The era of “New Vogue” music has arrived. As soon as you press play and listen to the first track off The White House Band’s latest album, Renaissance, the typical hip-hophead is thrown down a musical rabbit hole where everything is unexpected and unfamiliar. It’s soon clear that Renaissance isn’t your normal hip-hop album.
“I try to make music that does not fit into just one genre,” David E. Beats, WHB’s one and only member, explained to me in an interview for Gozamos. “I feel like music should just be the song of your soul, regardless of your skin color or ethnicity. So I just make music that sounds dopesauce to me.”
The guitar-totting 24-year-old D.C. native, now doing his thing in N.Y.C., has created a new sound he’s dubbed “New Vogue,” a genre of music shaped by the artist’s own influences – pop, underground rock and, of course, hip hop.
“New Vogue is a new genre for the genre-less,” he tells me. “It gives a name to a lot of the tunes that are coming out nowadays.”
The genre-less style of the music is immediately obvious once you play a track off Renaissance. It’s confusing at first. You’re not quite sure what Beats’ trying to get at. But then you realize that he’s just trying to make good music, the kind of music he likes to listen to, the kind of music he wants to hear more of.

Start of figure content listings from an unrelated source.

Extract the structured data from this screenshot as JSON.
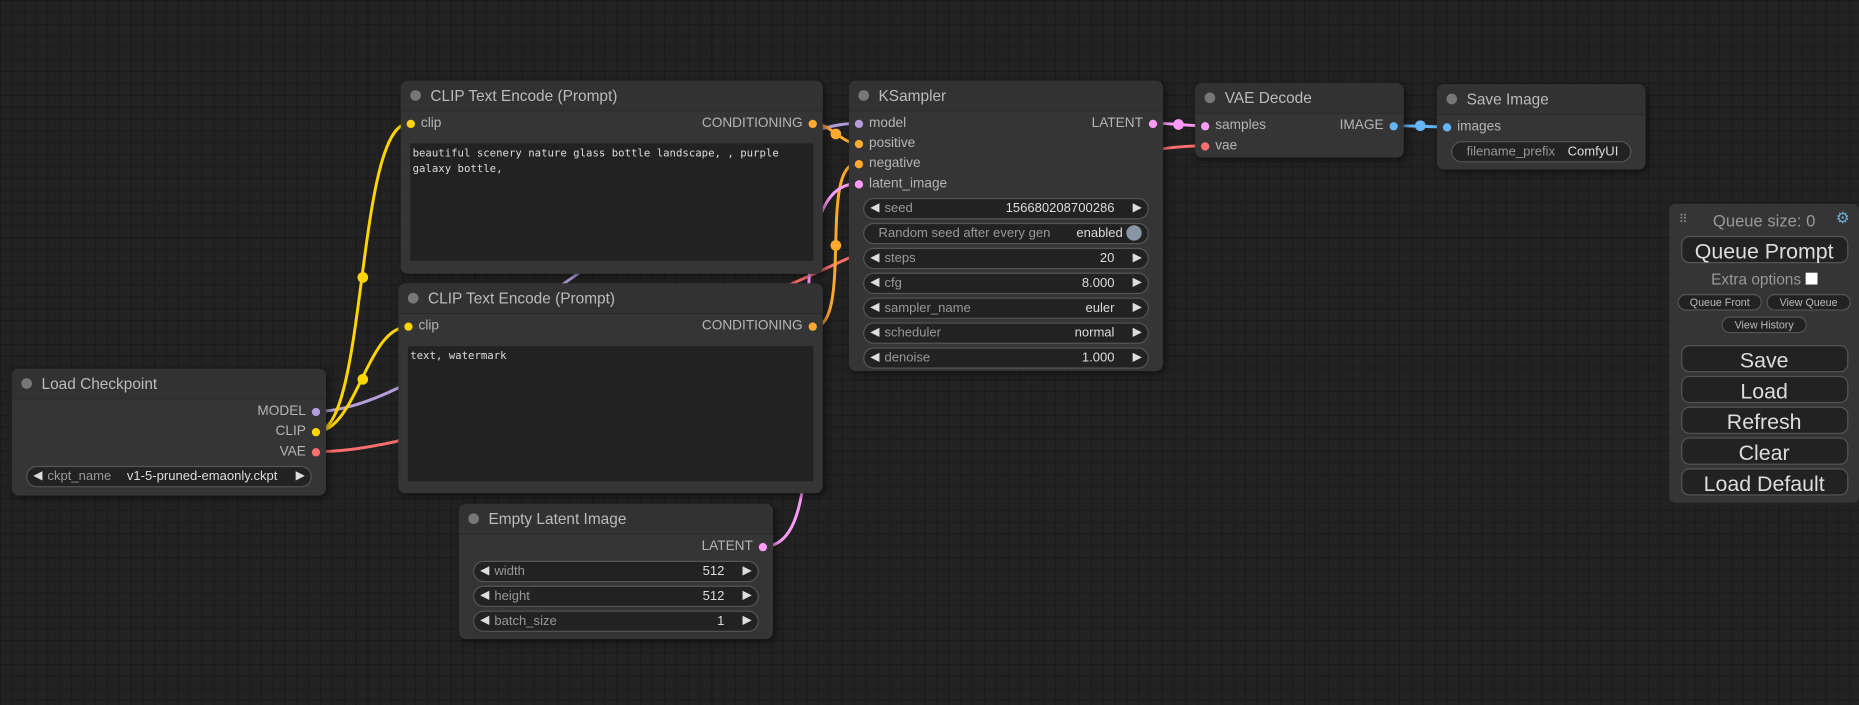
{
  "colors": {
    "clip": "#ffd500",
    "conditioning": "#ffa931",
    "model": "#b39ddb",
    "latent": "#ff9cf9",
    "vae": "#ff6e6e",
    "image": "#64b5f6"
  },
  "load_checkpoint": {
    "title": "Load Checkpoint",
    "outputs": [
      "MODEL",
      "CLIP",
      "VAE"
    ],
    "ckpt_label": "ckpt_name",
    "ckpt_value": "v1-5-pruned-emaonly.ckpt"
  },
  "clip_pos": {
    "title": "CLIP Text Encode (Prompt)",
    "input": "clip",
    "output": "CONDITIONING",
    "text": "beautiful scenery nature glass bottle landscape, , purple galaxy bottle,"
  },
  "clip_neg": {
    "title": "CLIP Text Encode (Prompt)",
    "input": "clip",
    "output": "CONDITIONING",
    "text": "text, watermark"
  },
  "empty_latent": {
    "title": "Empty Latent Image",
    "output": "LATENT",
    "widgets": [
      {
        "name": "width",
        "value": "512"
      },
      {
        "name": "height",
        "value": "512"
      },
      {
        "name": "batch_size",
        "value": "1"
      }
    ]
  },
  "ksampler": {
    "title": "KSampler",
    "inputs": [
      "model",
      "positive",
      "negative",
      "latent_image"
    ],
    "output": "LATENT",
    "seed": {
      "name": "seed",
      "value": "156680208700286"
    },
    "random_seed": {
      "name": "Random seed after every gen",
      "value": "enabled"
    },
    "widgets": [
      {
        "name": "steps",
        "value": "20"
      },
      {
        "name": "cfg",
        "value": "8.000"
      },
      {
        "name": "sampler_name",
        "value": "euler"
      },
      {
        "name": "scheduler",
        "value": "normal"
      },
      {
        "name": "denoise",
        "value": "1.000"
      }
    ]
  },
  "vae_decode": {
    "title": "VAE Decode",
    "inputs": [
      "samples",
      "vae"
    ],
    "output": "IMAGE"
  },
  "save_image": {
    "title": "Save Image",
    "input": "images",
    "prefix_label": "filename_prefix",
    "prefix_value": "ComfyUI"
  },
  "panel": {
    "queue_size": "Queue size: 0",
    "queue_prompt": "Queue Prompt",
    "extra_options": "Extra options",
    "extra_checked": false,
    "queue_front": "Queue Front",
    "view_queue": "View Queue",
    "view_history": "View History",
    "save": "Save",
    "load": "Load",
    "refresh": "Refresh",
    "clear": "Clear",
    "load_default": "Load Default"
  }
}
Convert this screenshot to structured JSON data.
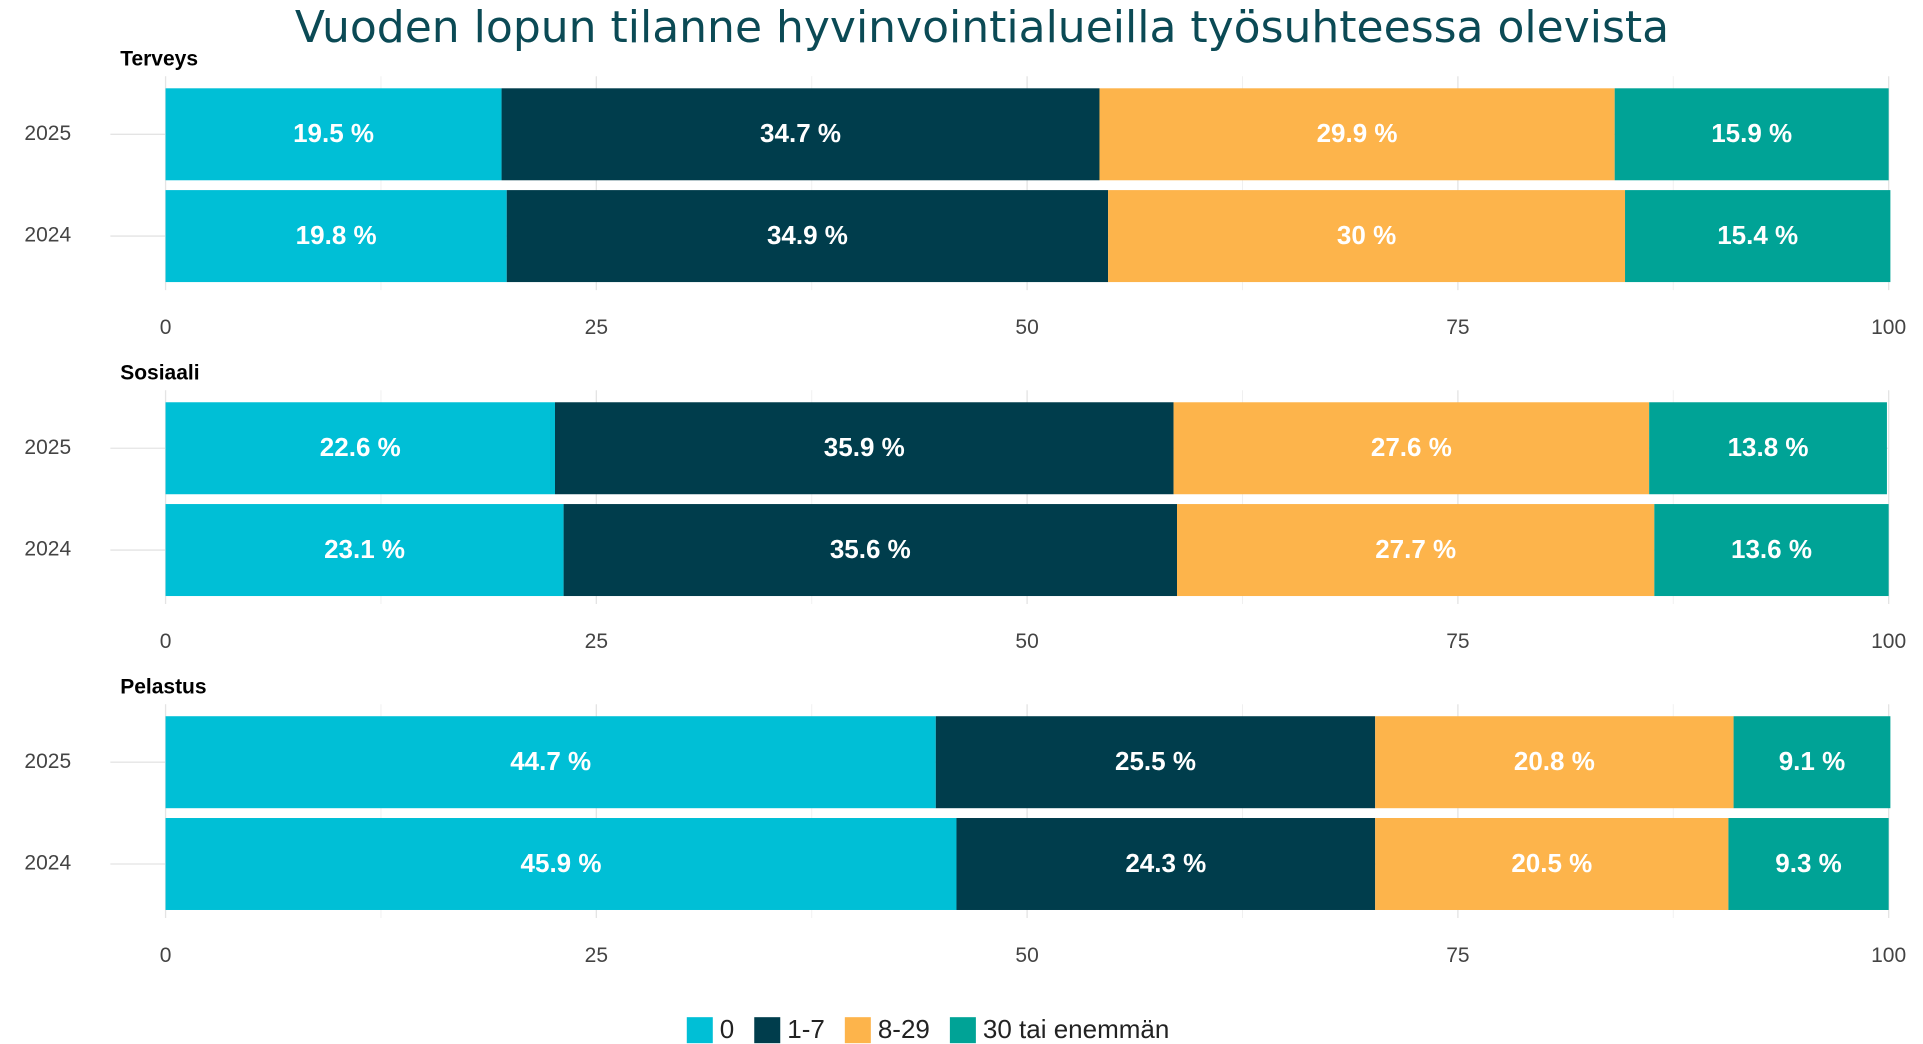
{
  "title": "Vuoden lopun tilanne hyvinvointialueilla työsuhteessa olevista",
  "chart_data": [
    {
      "type": "bar",
      "orientation": "horizontal",
      "stacked": true,
      "title": "Terveys",
      "categories": [
        "2025",
        "2024"
      ],
      "series": [
        {
          "name": "0",
          "color": "#00bfd6",
          "values": [
            19.5,
            19.8
          ],
          "value_labels": [
            "19.5 %",
            "19.8 %"
          ]
        },
        {
          "name": "1-7",
          "color": "#003d4c",
          "values": [
            34.7,
            34.9
          ],
          "value_labels": [
            "34.7 %",
            "34.9 %"
          ]
        },
        {
          "name": "8-29",
          "color": "#fdb44b",
          "values": [
            29.9,
            30
          ],
          "value_labels": [
            "29.9 %",
            "30 %"
          ]
        },
        {
          "name": "30 tai enemmän",
          "color": "#00a396",
          "values": [
            15.9,
            15.4
          ],
          "value_labels": [
            "15.9 %",
            "15.4 %"
          ]
        }
      ],
      "xlim": [
        0,
        100
      ],
      "xticks": [
        0,
        25,
        50,
        75,
        100
      ],
      "minor_xticks": [
        12.5,
        37.5,
        62.5,
        87.5
      ],
      "grid": true
    },
    {
      "type": "bar",
      "orientation": "horizontal",
      "stacked": true,
      "title": "Sosiaali",
      "categories": [
        "2025",
        "2024"
      ],
      "series": [
        {
          "name": "0",
          "color": "#00bfd6",
          "values": [
            22.6,
            23.1
          ],
          "value_labels": [
            "22.6 %",
            "23.1 %"
          ]
        },
        {
          "name": "1-7",
          "color": "#003d4c",
          "values": [
            35.9,
            35.6
          ],
          "value_labels": [
            "35.9 %",
            "35.6 %"
          ]
        },
        {
          "name": "8-29",
          "color": "#fdb44b",
          "values": [
            27.6,
            27.7
          ],
          "value_labels": [
            "27.6 %",
            "27.7 %"
          ]
        },
        {
          "name": "30 tai enemmän",
          "color": "#00a396",
          "values": [
            13.8,
            13.6
          ],
          "value_labels": [
            "13.8 %",
            "13.6 %"
          ]
        }
      ],
      "xlim": [
        0,
        100
      ],
      "xticks": [
        0,
        25,
        50,
        75,
        100
      ],
      "minor_xticks": [
        12.5,
        37.5,
        62.5,
        87.5
      ],
      "grid": true
    },
    {
      "type": "bar",
      "orientation": "horizontal",
      "stacked": true,
      "title": "Pelastus",
      "categories": [
        "2025",
        "2024"
      ],
      "series": [
        {
          "name": "0",
          "color": "#00bfd6",
          "values": [
            44.7,
            45.9
          ],
          "value_labels": [
            "44.7 %",
            "45.9 %"
          ]
        },
        {
          "name": "1-7",
          "color": "#003d4c",
          "values": [
            25.5,
            24.3
          ],
          "value_labels": [
            "25.5 %",
            "24.3 %"
          ]
        },
        {
          "name": "8-29",
          "color": "#fdb44b",
          "values": [
            20.8,
            20.5
          ],
          "value_labels": [
            "20.8 %",
            "20.5 %"
          ]
        },
        {
          "name": "30 tai enemmän",
          "color": "#00a396",
          "values": [
            9.1,
            9.3
          ],
          "value_labels": [
            "9.1 %",
            "9.3 %"
          ]
        }
      ],
      "xlim": [
        0,
        100
      ],
      "xticks": [
        0,
        25,
        50,
        75,
        100
      ],
      "minor_xticks": [
        12.5,
        37.5,
        62.5,
        87.5
      ],
      "grid": true
    }
  ]
}
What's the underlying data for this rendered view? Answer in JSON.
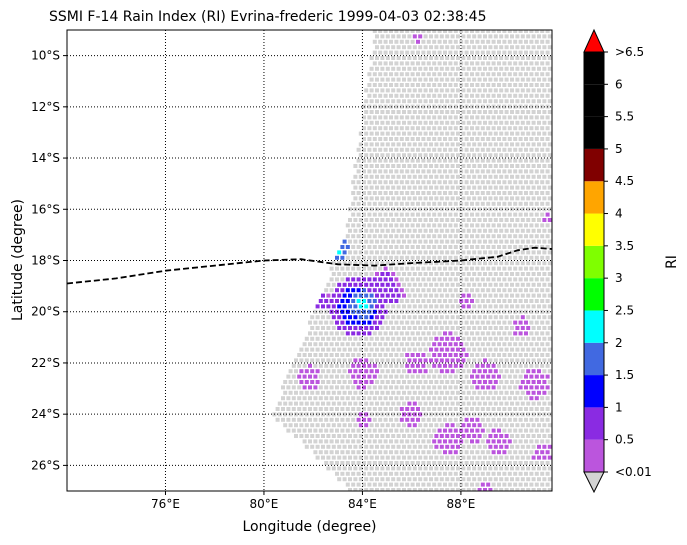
{
  "chart_data": {
    "type": "heatmap",
    "title": "SSMI F-14 Rain Index (RI) Evrina-frederic 1999-04-03 02:38:45",
    "xlabel": "Longitude (degree)",
    "ylabel": "Latitude (degree)",
    "xlim": [
      72,
      91.7
    ],
    "ylim": [
      -27,
      -9
    ],
    "x_ticks": [
      76,
      80,
      84,
      88
    ],
    "x_tick_labels": [
      "76°E",
      "80°E",
      "84°E",
      "88°E"
    ],
    "y_ticks": [
      -10,
      -12,
      -14,
      -16,
      -18,
      -20,
      -22,
      -24,
      -26
    ],
    "y_tick_labels": [
      "10°S",
      "12°S",
      "14°S",
      "16°S",
      "18°S",
      "20°S",
      "22°S",
      "24°S",
      "26°S"
    ],
    "grid": "dotted",
    "colorbar": {
      "label": "RI",
      "levels": [
        0.01,
        0.5,
        1,
        1.5,
        2,
        2.5,
        3,
        3.5,
        4,
        4.5,
        5,
        5.5,
        6,
        6.5
      ],
      "tick_labels": [
        "<0.01",
        "0.5",
        "1",
        "1.5",
        "2",
        "2.5",
        "3",
        "3.5",
        "4",
        "4.5",
        "5",
        "5.5",
        "6",
        ">6.5"
      ],
      "colors": [
        "#bb55dd",
        "#8a2be2",
        "#0000ff",
        "#4169e1",
        "#00ffff",
        "#00ff00",
        "#7fff00",
        "#ffff00",
        "#ffa500",
        "#800000",
        "#000000",
        "#000000",
        "#000000"
      ],
      "under_color": "#d3d3d3",
      "over_color": "#ff0000"
    },
    "swath": {
      "corners_lonlat": [
        [
          84.5,
          -9.0
        ],
        [
          91.7,
          -9.0
        ],
        [
          91.7,
          -27.0
        ],
        [
          83.5,
          -27.0
        ],
        [
          80.3,
          -24.0
        ],
        [
          83.3,
          -17.0
        ]
      ],
      "no_rain_color": "#d3d3d3"
    },
    "track": {
      "style": "dashed",
      "color": "#000000",
      "points": [
        [
          72.0,
          -18.9
        ],
        [
          74.0,
          -18.7
        ],
        [
          76.0,
          -18.4
        ],
        [
          78.0,
          -18.2
        ],
        [
          80.0,
          -18.0
        ],
        [
          81.5,
          -17.95
        ],
        [
          83.0,
          -18.15
        ],
        [
          84.5,
          -18.2
        ],
        [
          86.0,
          -18.1
        ],
        [
          88.0,
          -18.0
        ],
        [
          89.5,
          -17.85
        ],
        [
          90.3,
          -17.6
        ],
        [
          91.0,
          -17.5
        ],
        [
          91.7,
          -17.55
        ]
      ]
    },
    "rain_cells": [
      {
        "lon": 82.9,
        "lat": -17.5,
        "radius": 0.6,
        "ri": 2.2
      },
      {
        "lon": 82.9,
        "lat": -17.6,
        "radius": 0.2,
        "ri": 3.0
      },
      {
        "lon": 82.8,
        "lat": -16.9,
        "radius": 0.4,
        "ri": 1.2
      },
      {
        "lon": 83.8,
        "lat": -19.8,
        "radius": 1.2,
        "ri": 1.3
      },
      {
        "lon": 84.0,
        "lat": -19.7,
        "radius": 0.55,
        "ri": 2.4
      },
      {
        "lon": 82.3,
        "lat": -19.6,
        "radius": 0.4,
        "ri": 0.7
      },
      {
        "lon": 84.9,
        "lat": -18.8,
        "radius": 0.5,
        "ri": 0.7
      },
      {
        "lon": 85.3,
        "lat": -19.3,
        "radius": 0.4,
        "ri": 0.7
      },
      {
        "lon": 84.0,
        "lat": -22.4,
        "radius": 0.6,
        "ri": 0.3
      },
      {
        "lon": 86.2,
        "lat": -22.0,
        "radius": 0.5,
        "ri": 0.3
      },
      {
        "lon": 87.5,
        "lat": -21.6,
        "radius": 0.8,
        "ri": 0.3
      },
      {
        "lon": 89.0,
        "lat": -22.5,
        "radius": 0.6,
        "ri": 0.3
      },
      {
        "lon": 91.0,
        "lat": -22.8,
        "radius": 0.6,
        "ri": 0.3
      },
      {
        "lon": 81.8,
        "lat": -22.6,
        "radius": 0.5,
        "ri": 0.3
      },
      {
        "lon": 86.0,
        "lat": -24.0,
        "radius": 0.5,
        "ri": 0.3
      },
      {
        "lon": 88.5,
        "lat": -24.6,
        "radius": 0.5,
        "ri": 0.3
      },
      {
        "lon": 87.5,
        "lat": -25.0,
        "radius": 0.6,
        "ri": 0.3
      },
      {
        "lon": 89.5,
        "lat": -25.1,
        "radius": 0.5,
        "ri": 0.3
      },
      {
        "lon": 91.3,
        "lat": -25.5,
        "radius": 0.4,
        "ri": 0.3
      },
      {
        "lon": 90.5,
        "lat": -20.6,
        "radius": 0.4,
        "ri": 0.3
      },
      {
        "lon": 84.0,
        "lat": -24.2,
        "radius": 0.3,
        "ri": 0.3
      },
      {
        "lon": 88.2,
        "lat": -19.6,
        "radius": 0.3,
        "ri": 0.3
      },
      {
        "lon": 91.5,
        "lat": -16.3,
        "radius": 0.2,
        "ri": 0.3
      },
      {
        "lon": 86.2,
        "lat": -9.3,
        "radius": 0.2,
        "ri": 0.3
      },
      {
        "lon": 89.0,
        "lat": -26.9,
        "radius": 0.3,
        "ri": 0.3
      }
    ]
  }
}
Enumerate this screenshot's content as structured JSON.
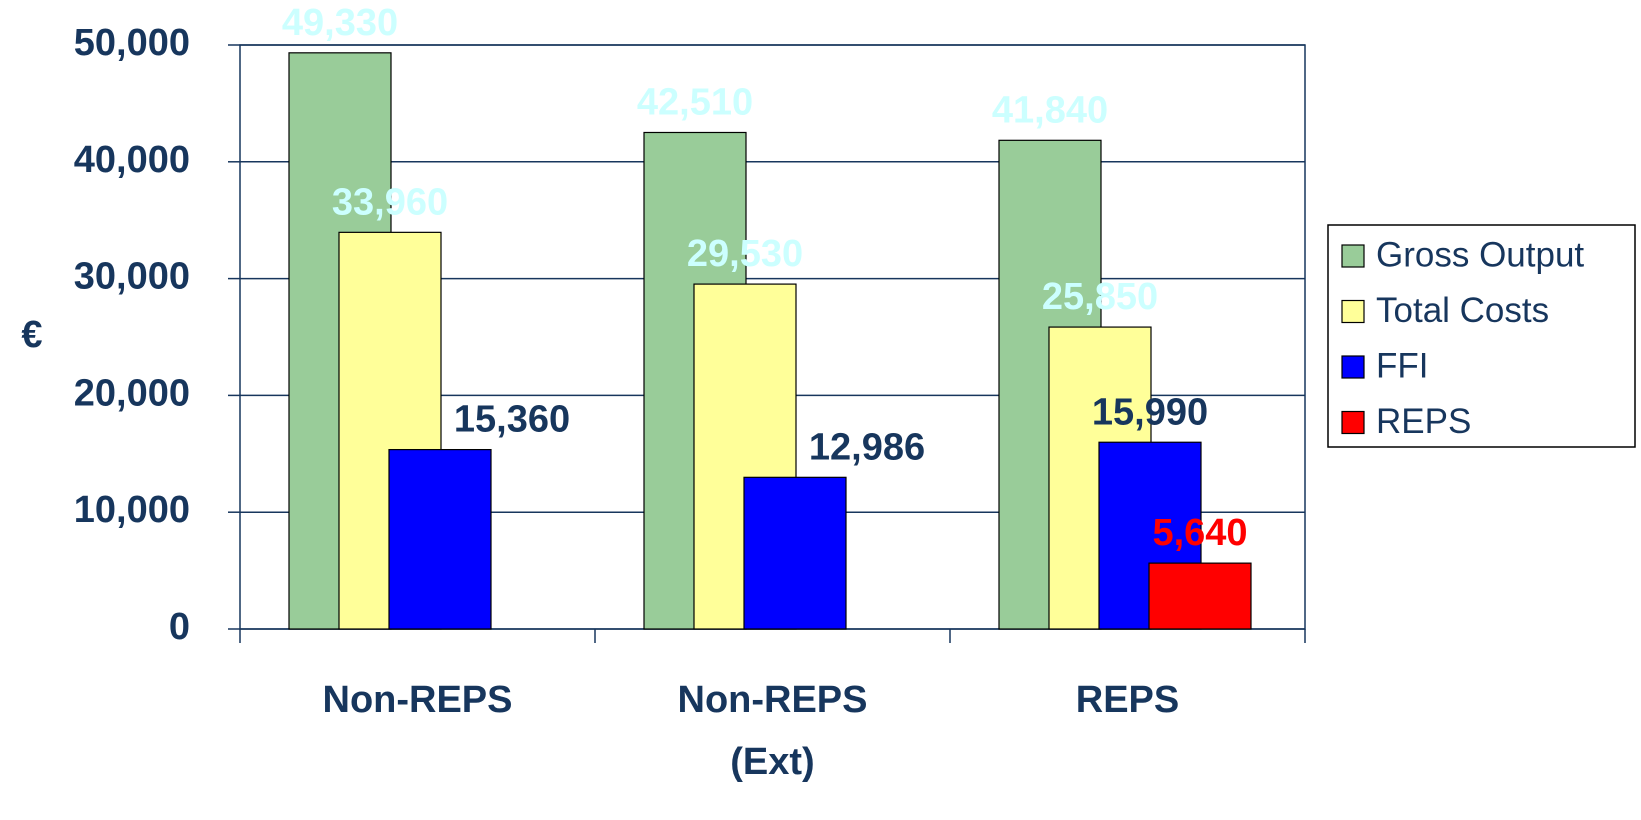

The production is impressive throughout and unlike anything the average hip-hop listener is used to. The track “A Lover and A Friend,” with its guitar beat, is sure to make anyone bob their head. (And isn’t that what good hip-hop music is supposed to do?) “Dream,” one of the many other guitar-laced instrumentals on the album, is single-versed but expresses a positive message. There’s a surprise guest on “Ghost” – hip-hop saint Tupac Shakur – and the beat is a hypnotic form of psychedelic hip hop. Beats jams out on the song “Have It All,” a Jimi-styled rock track featuring New York City-based group Gangstagrass.
The best track on the Renaissance overall – at least one of the best – has to be “Heavy.” The song fills the ear with a smooth combo of violins and percussion, and the instrumental cuts out at the beginning of each verse, leaving only the sound of Beats’ voice, clear and firm.
“Spirit” comes across as Beats’ homage to Carlos Santana. The song features long electric guitar solos, what some people might call “smoky room” music. I call it “laying on the bed on a Sunday afternoon” music. Whatever it is, it’s good music..
Admittedly, lyricists won’t find much in Renaissance. Beats’ lyrics tend to be drastically simplistic and, at times, unimaginative. There’s a few good punchlines and catchy hooks. It could be said of him that Beats is a much better producer than he is a MC.
But the appeal of the album lies most clearly in this new style of music he’s named New Vogue, which is on full display in every track and challenges standard notions of hip-hop music. It’s like Kanye on acid – and I mean that in the best way.
At the very least, the inspired beats on Renaissance are well worth the price for this trip into Wonderland.